Pumpkin isn’t just a pie filling or a latte flavor — it’s a legitimate winemaking ingredient with earthy sweetness and a surprisingly clean finish. The flesh is low in acid and packed with pectin, which means this wine needs a little chemical coaxing to go from gourd to glass. Done right, you end up with a pale amber wine that tastes like autumn without tasting like dessert. It’s subtle, it’s dry, and it will genuinely impress people who assumed you were joking when you said you made pumpkin wine.

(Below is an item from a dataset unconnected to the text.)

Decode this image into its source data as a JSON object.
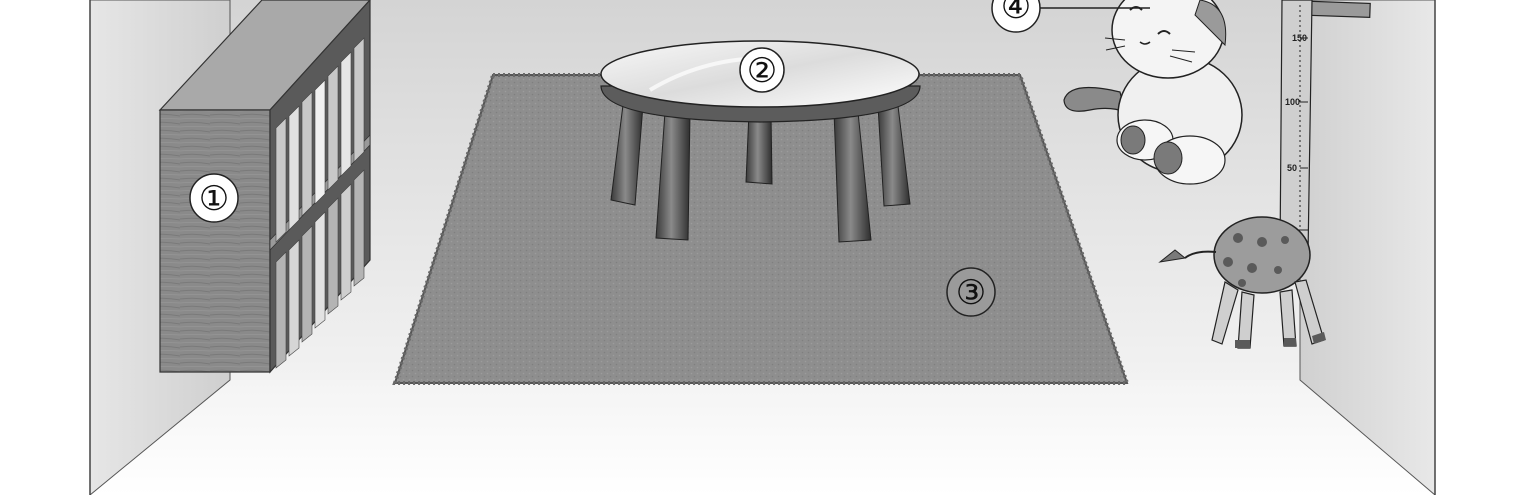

The beginner trap: Skipping or shortcutting the pectic enzyme step leaves you with a permanently hazy wine that no amount of racking will fix — pumpkin is loaded with pectin, and the enzyme is what breaks it down.

Ingredients

  • 5 lbs grated pumpkin flesh (fresh sugar pumpkin or pie pumpkin; canned pure pumpkin purée works in a pinch)
  • 3¼ lbs granulated white sugar
  • 6½ pts (about 3¼ quarts) water
  • ½ oz citric acid (find it in homebrew shops or the canning aisle)
  • 1 tsp pectic enzyme
  • 1 tsp yeast nutrient
  • ¼ tsp yeast energizer (optional but recommended)
  • 1 Campden tablet, finely crushed and dissolved in a small amount of water
  • 1 packet wine yeast (Montrachet or Lalvin EC-1118 work well here)

Method

  1. Grate the pumpkin flesh by hand or with a food processor’s grating attachment — do not blend it into mush or chop it in chunks; you want shreds, not baby food.
  2. Bring the water to a boil and stir in the sugar until fully dissolved, then remove from heat.
  3. Place the grated pumpkin in your primary fermenter and pour the hot sugar water over it.
  4. Let the mixture cool to room temperature, then stir in the dissolved Campden tablet. Cover and let it sit for 8–10 hours.
  5. Add the pectic enzyme, cover again, and leave it overnight — at least 10 hours.
  6. The next morning, stir in the citric acid, yeast nutrient, yeast energizer, and your activated yeast.
  7. Cover the fermenter and stir twice daily for three days, pushing the pumpkin cap back down into the liquid each time so it stays wet.
  8. Pour the must through a nylon straining bag into a clean vessel and let the pumpkin drip-drain completely — don’t rush this step.
  9. Transfer the liquid to your 1-gallon secondary fermenter and fit an airlock. If you’re short of a full gallon, wait 5 days before topping up with water or a neutral must.
  10. Rack after two weeks, then again 30 days later, topping up to the shoulder of the jug and refitting the airlock each time.
  11. After three more months, rack one final time, then stabilize: dissolve ½ tsp potassium sorbate and one crushed Campden tablet in a small splash of the wine, then stir it into the batch.
  12. Wait three weeks for any remaining yeast to settle out, taste for sweetness, then rack into clean bottles and cork.
  13. Store for at least six months before opening — this wine hits its stride around Thanksgiving or Christmas of the following year.

Why this works

Pumpkin flesh is mostly water and starch, with very little natural sugar and almost no acid — the opposite of most winemaking fruits. That’s why this recipe adds both sugar (for alcohol) and citric acid (for balance and microbial stability). The bigger challenge is pectin. Pumpkin is full of it, and pectin forms a haze in finished wine that looks like a permanent fog bank. Pectic enzyme is a protein that physically breaks those pectin chains apart, which lets the particles clump and fall out during racking. The 10-hour wait after adding the enzyme isn’t optional — the enzyme needs time at the right temperature to do its job. Rush it and you’ll pay for it in clarity later.

Notes

Canned 100% pure pumpkin (not pie filling) can substitute for fresh — use about 4 cups and skip the grating step, but expect a slightly softer flavor. If your finished wine keeps blowing corks, your fermentation wasn’t fully complete before bottling; always stabilize with potassium sorbate and a Campden tablet before you cork. Yeast energizer can be skipped if unavailable, but yeast nutrient is not optional with a low-nutrient base like pumpkin.